«A obra de Rosana Paulino desestabiliza modelos representacionais dominantes através de imagens desestabilizadoras. Enuncia e dá ênfase ao que mais se procura omitir. No vídeo Das Avós, há uma suspensão do tempo linear judaico-cristão ocidental– suspensão que acontece em outros trabalhos da artista – quando imagens de mulheres negras teoricamente pertencentes ao incômodo passado, fotografias produzidas historicamente como cartões de visita e ilustrações da escravidão, são buscadas e cuidadosamente trazidas à frente, relembradas, acarinhadas e costuradas junto ao corpo para jamais serem esquecidas ou encerradas no discurso que reprimiu suas subjetividades.
O corpo feminino negro coleciona uma sobreposição de opressões – de raça, gênero e classe.
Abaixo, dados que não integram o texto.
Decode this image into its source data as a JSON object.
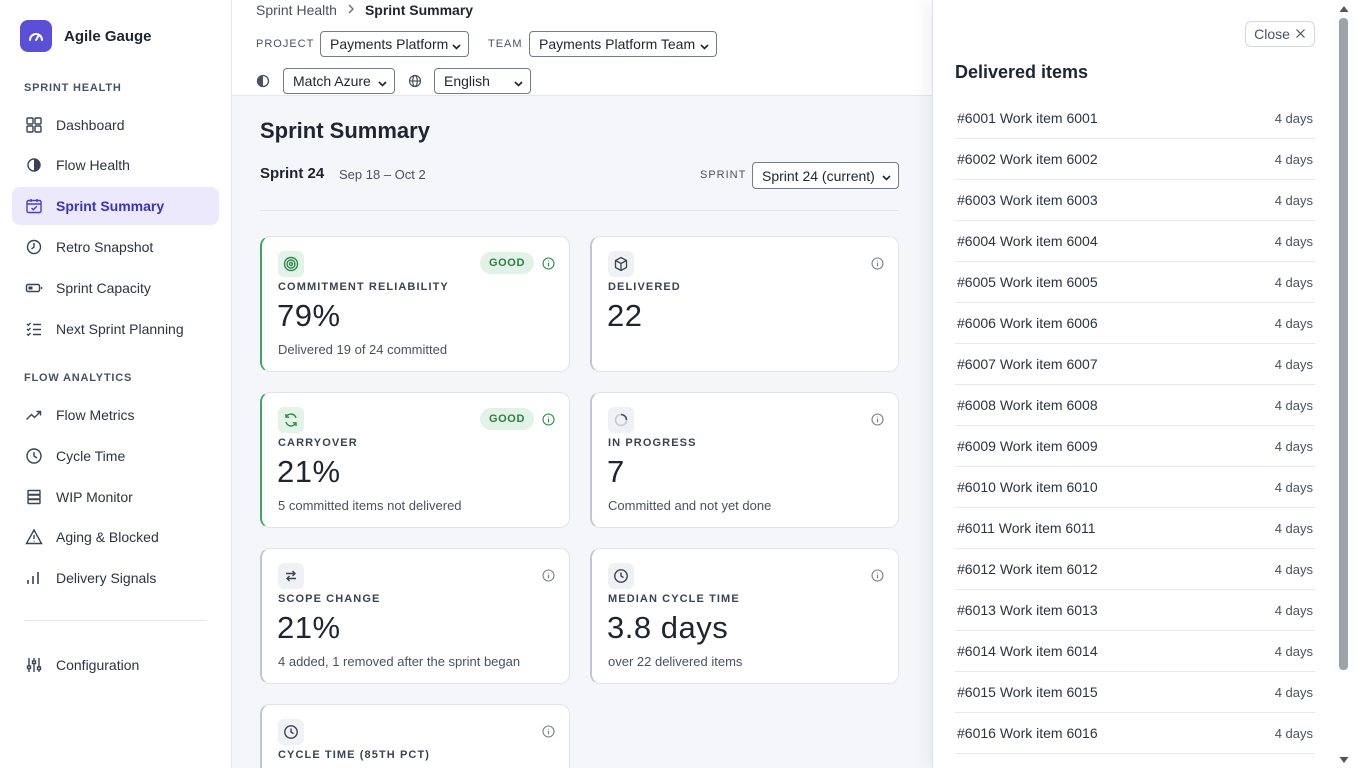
{
  "app": {
    "name": "Agile Gauge"
  },
  "sidebar": {
    "sections": [
      {
        "label": "SPRINT HEALTH",
        "items": [
          {
            "label": "Dashboard",
            "icon": "grid-icon"
          },
          {
            "label": "Flow Health",
            "icon": "half-circle-icon"
          },
          {
            "label": "Sprint Summary",
            "icon": "calendar-check-icon",
            "active": true
          },
          {
            "label": "Retro Snapshot",
            "icon": "history-icon"
          },
          {
            "label": "Sprint Capacity",
            "icon": "battery-icon"
          },
          {
            "label": "Next Sprint Planning",
            "icon": "checklist-icon"
          }
        ]
      },
      {
        "label": "FLOW ANALYTICS",
        "items": [
          {
            "label": "Flow Metrics",
            "icon": "trending-up-icon"
          },
          {
            "label": "Cycle Time",
            "icon": "clock-icon"
          },
          {
            "label": "WIP Monitor",
            "icon": "stack-icon"
          },
          {
            "label": "Aging & Blocked",
            "icon": "warning-icon"
          },
          {
            "label": "Delivery Signals",
            "icon": "bars-icon"
          }
        ]
      }
    ],
    "footer_item": {
      "label": "Configuration",
      "icon": "sliders-icon"
    }
  },
  "header": {
    "breadcrumb": {
      "parent": "Sprint Health",
      "current": "Sprint Summary"
    },
    "project_label": "PROJECT",
    "project_value": "Payments Platform",
    "team_label": "TEAM",
    "team_value": "Payments Platform Team",
    "theme_value": "Match Azure",
    "language_value": "English"
  },
  "main": {
    "title": "Sprint Summary",
    "sprint_name": "Sprint 24",
    "sprint_dates": "Sep 18 – Oct 2",
    "sprint_label": "SPRINT",
    "sprint_select": "Sprint 24 (current)",
    "cards": [
      {
        "title": "COMMITMENT RELIABILITY",
        "value": "79%",
        "sub": "Delivered 19 of 24 committed",
        "badge": "GOOD",
        "icon": "target-icon"
      },
      {
        "title": "DELIVERED",
        "value": "22",
        "sub": "",
        "badge": "",
        "icon": "box-icon"
      },
      {
        "title": "CARRYOVER",
        "value": "21%",
        "sub": "5 committed items not delivered",
        "badge": "GOOD",
        "icon": "refresh-icon"
      },
      {
        "title": "IN PROGRESS",
        "value": "7",
        "sub": "Committed and not yet done",
        "badge": "",
        "icon": "spinner-icon"
      },
      {
        "title": "SCOPE CHANGE",
        "value": "21%",
        "sub": "4 added, 1 removed after the sprint began",
        "badge": "",
        "icon": "swap-icon"
      },
      {
        "title": "MEDIAN CYCLE TIME",
        "value": "3.8 days",
        "sub": "over 22 delivered items",
        "badge": "",
        "icon": "clock-icon"
      },
      {
        "title": "CYCLE TIME (85TH PCT)",
        "value": "",
        "sub": "",
        "badge": "",
        "icon": "clock-icon"
      }
    ]
  },
  "drawer": {
    "close_label": "Close",
    "title": "Delivered items",
    "items": [
      {
        "name": "#6001 Work item 6001",
        "duration": "4 days"
      },
      {
        "name": "#6002 Work item 6002",
        "duration": "4 days"
      },
      {
        "name": "#6003 Work item 6003",
        "duration": "4 days"
      },
      {
        "name": "#6004 Work item 6004",
        "duration": "4 days"
      },
      {
        "name": "#6005 Work item 6005",
        "duration": "4 days"
      },
      {
        "name": "#6006 Work item 6006",
        "duration": "4 days"
      },
      {
        "name": "#6007 Work item 6007",
        "duration": "4 days"
      },
      {
        "name": "#6008 Work item 6008",
        "duration": "4 days"
      },
      {
        "name": "#6009 Work item 6009",
        "duration": "4 days"
      },
      {
        "name": "#6010 Work item 6010",
        "duration": "4 days"
      },
      {
        "name": "#6011 Work item 6011",
        "duration": "4 days"
      },
      {
        "name": "#6012 Work item 6012",
        "duration": "4 days"
      },
      {
        "name": "#6013 Work item 6013",
        "duration": "4 days"
      },
      {
        "name": "#6014 Work item 6014",
        "duration": "4 days"
      },
      {
        "name": "#6015 Work item 6015",
        "duration": "4 days"
      },
      {
        "name": "#6016 Work item 6016",
        "duration": "4 days"
      }
    ]
  },
  "colors": {
    "accent": "#5b4fd8",
    "good": "#3fa564",
    "active_bg": "#ebe9fb"
  }
}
Mas é esse corpo feminino racializado que segue, em sua complexidade, irrepresentável pelas lentes brancocêntricas. Se falta linguagem e vocabulário às artes ditas ocidentais para lidar com tais existências, na série Senhora das Plantas (2022), Rosana Paulino através de significativas plantas para as culturas afro-brasileiras como a espada de iansã, costelas de adão, jiboia e bromélia, por exemplo, cria com uma natureza simbólica um regime de visibilidade que possibilita a percepção da complexidade da subjetividade negra feminina na diáspora e de seus arquétipos.
Ao pensar a diáspora a artista produz obras a partir do que incomoda e oferece, àquele que caminha por entre suas peças, o espelho para que se perceba também como parte de uma rede delicadamente entrelaçada: a Europa se beneficiou por inteiro com o tráfico atlântico. Não há inocência a ser preservada.
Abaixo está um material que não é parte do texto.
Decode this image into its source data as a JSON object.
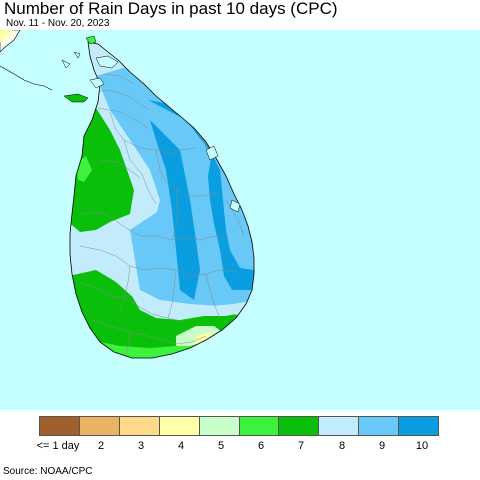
{
  "title": "Number of Rain Days in past 10 days (CPC)",
  "subtitle": "Nov. 11 - Nov. 20, 2023",
  "legend": {
    "colors": [
      "#a0602c",
      "#e8b463",
      "#fdd98a",
      "#ffffa8",
      "#c8ffc8",
      "#3cf23c",
      "#0abf0a",
      "#c2ecfb",
      "#68c8f8",
      "#0a9ee0"
    ],
    "labels": [
      "<= 1 day",
      "2",
      "3",
      "4",
      "5",
      "6",
      "7",
      "8",
      "9",
      "10"
    ]
  },
  "colors": {
    "ocean": "#c6ffff",
    "land_default": "#c2ecfb",
    "mainland_india": "#fffff0"
  },
  "source": "Source: NOAA/CPC"
}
As imagens, nomenclaturas e estruturas de classificação tampouco são inocentes. Rosana Paulino acessa o arquivo que chamamos de história da arte branco-brasileira e revolve seu inventário que legitimou, por muito tempo, o projeto de Brasil como paraíso tropical, lugar de plantas, bichos e gentes exóticas, e confronta o ideal de tropicalidade e brasilidade perpetuado por essa ótica. Suas pinturas, desenhos e colagens guardam os indícios daquilo que a história escolheu recalcar. Indica o tempo das coisas no estado de Maafa, e a permanência do tempo nas estruturas.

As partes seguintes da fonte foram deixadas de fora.